Francisco Goya, Maja Vestida

Amore per la pittura

L’appuntamento del venerdì di Sistematica, le riflessioni di Andrea Guastella

Il primo ricordo della Maja desnuda e della Maja vestida di Goya è una foto della sala del Prado in cui i due dipinti sono esposti: dinnanzi a una, tanti visitatori; dinnanzi all’altra, una persona smarrita, soprapensiero, che, se la foto fosse stata scattata oggi, sarebbe stata sorpresa a scrollare il cellulare. Inutile specificare dietro quale maja la folla si accalcasse. I gusti della gente sono abbastanza prevedibili e, tutto sommato, banali. La Maja desnuda, vincitrice del podio, si presenta infatti in postura adamitica, sdraiata su un letto con le braccia dietro la schiena, per far risaltare i seni prosperosi. Il suo nudo non lascia nulla all’immaginazione. Persino i peli pubici – prima assoluta nella storia della pittura – sono effigiati con cura, sicché non sorprende la censura cui il dipinto fu soggetto: anticamente da parte del Sant’Uffizio, più di recente degli zelanti postini americani, che si guardavano bene dal consegnare le lettere, spesso inviate agli emigrati dai loro amici e familiari, accompagnate da un francobollo delle Poste spagnole con un’oscena e scandalosissima Desnuda. Oggi, leggendo notizie simili, ci facciamo due risate; un tempo forse altrettanto, ma con più riservatezza. Pare persino che il committente del dipinto, quel Godoy che fu primo ministro spagnolo al tempo di Carlo IV di Borbone, usasse celare la Desnuda con la Vestida, per poi rivelarne le grazie, in un colpo di teatro, a un pubblico ristretto e sbalordito.

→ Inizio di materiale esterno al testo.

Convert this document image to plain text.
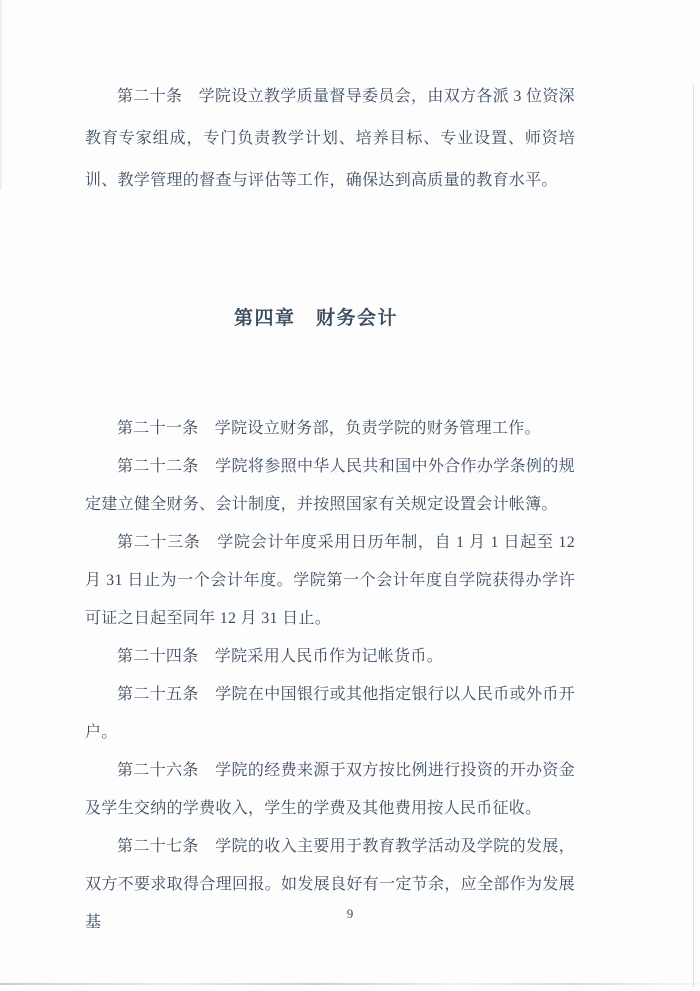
第二十条　学院设立教学质量督导委员会，由双方各派 3 位资深教育专家组成，专门负责教学计划、培养目标、专业设置、师资培训、教学管理的督查与评估等工作，确保达到高质量的教育水平。
第四章　财务会计
第二十一条　学院设立财务部，负责学院的财务管理工作。
第二十二条　学院将参照中华人民共和国中外合作办学条例的规定建立健全财务、会计制度，并按照国家有关规定设置会计帐簿。
第二十三条　学院会计年度采用日历年制，自 1 月 1 日起至 12 月 31 日止为一个会计年度。学院第一个会计年度自学院获得办学许可证之日起至同年 12 月 31 日止。
第二十四条　学院采用人民币作为记帐货币。
第二十五条　学院在中国银行或其他指定银行以人民币或外币开户。
第二十六条　学院的经费来源于双方按比例进行投资的开办资金及学生交纳的学费收入，学生的学费及其他费用按人民币征收。
第二十七条　学院的收入主要用于教育教学活动及学院的发展，双方不要求取得合理回报。如发展良好有一定节余，应全部作为发展基
9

In realtà, come tutti sanno, il nudo femminile non lo ha inventato certo Goya. I grandi veneti, da Giorgione a Tiziano, avevano dipinto fior di nudi che, attraverso le collezioni reali, Goya conosceva bene. E tuttavia il nudo di Goya è davvero speciale: non c’è, in questo dipinto, alcuna idealizzazione. La donna non è una Venere, come quella dipinta pudicamente di spalle dal grande Velázquez, oggi a Londra; è una donna così spontanea, così sfidante, così vera che in tanti hanno pensato che Goya, ritraendola, pensasse a Cayetana, a quella Duchessa d’Alba di cui, a quanto pare, fu l’amante. Una donna reale, quasi pronta a uscire dal quadro se il soggetto non suggerisse al visitatore, come effettivamente fa, di prendere l’iniziativa e di entrare lui stesso nel dipinto, per farle compagnia. Altro che alcolici, sigarette, preservativi, vestiti sporchi, giornali come in My Bed di Tracey Emin! Il tutto senza intellettualismi o, come nei realisti, polemiche sociali. Un mio amico pittore, tra l’altro amante di Goya, a chi gli chiedeva chi fossero le sue modelle preferite, additava la moglie. Goya, che alla moglie non ha dedicato che un unico ritratto, avrebbe probabilmente risposto “la pittura”. A me, che non sono un pittore, il massimo che si può chiedere è se preferisca la Vestida o la Desnuda. Sono un uomo spostato. Per la pace in famiglia rispondo la Vestida.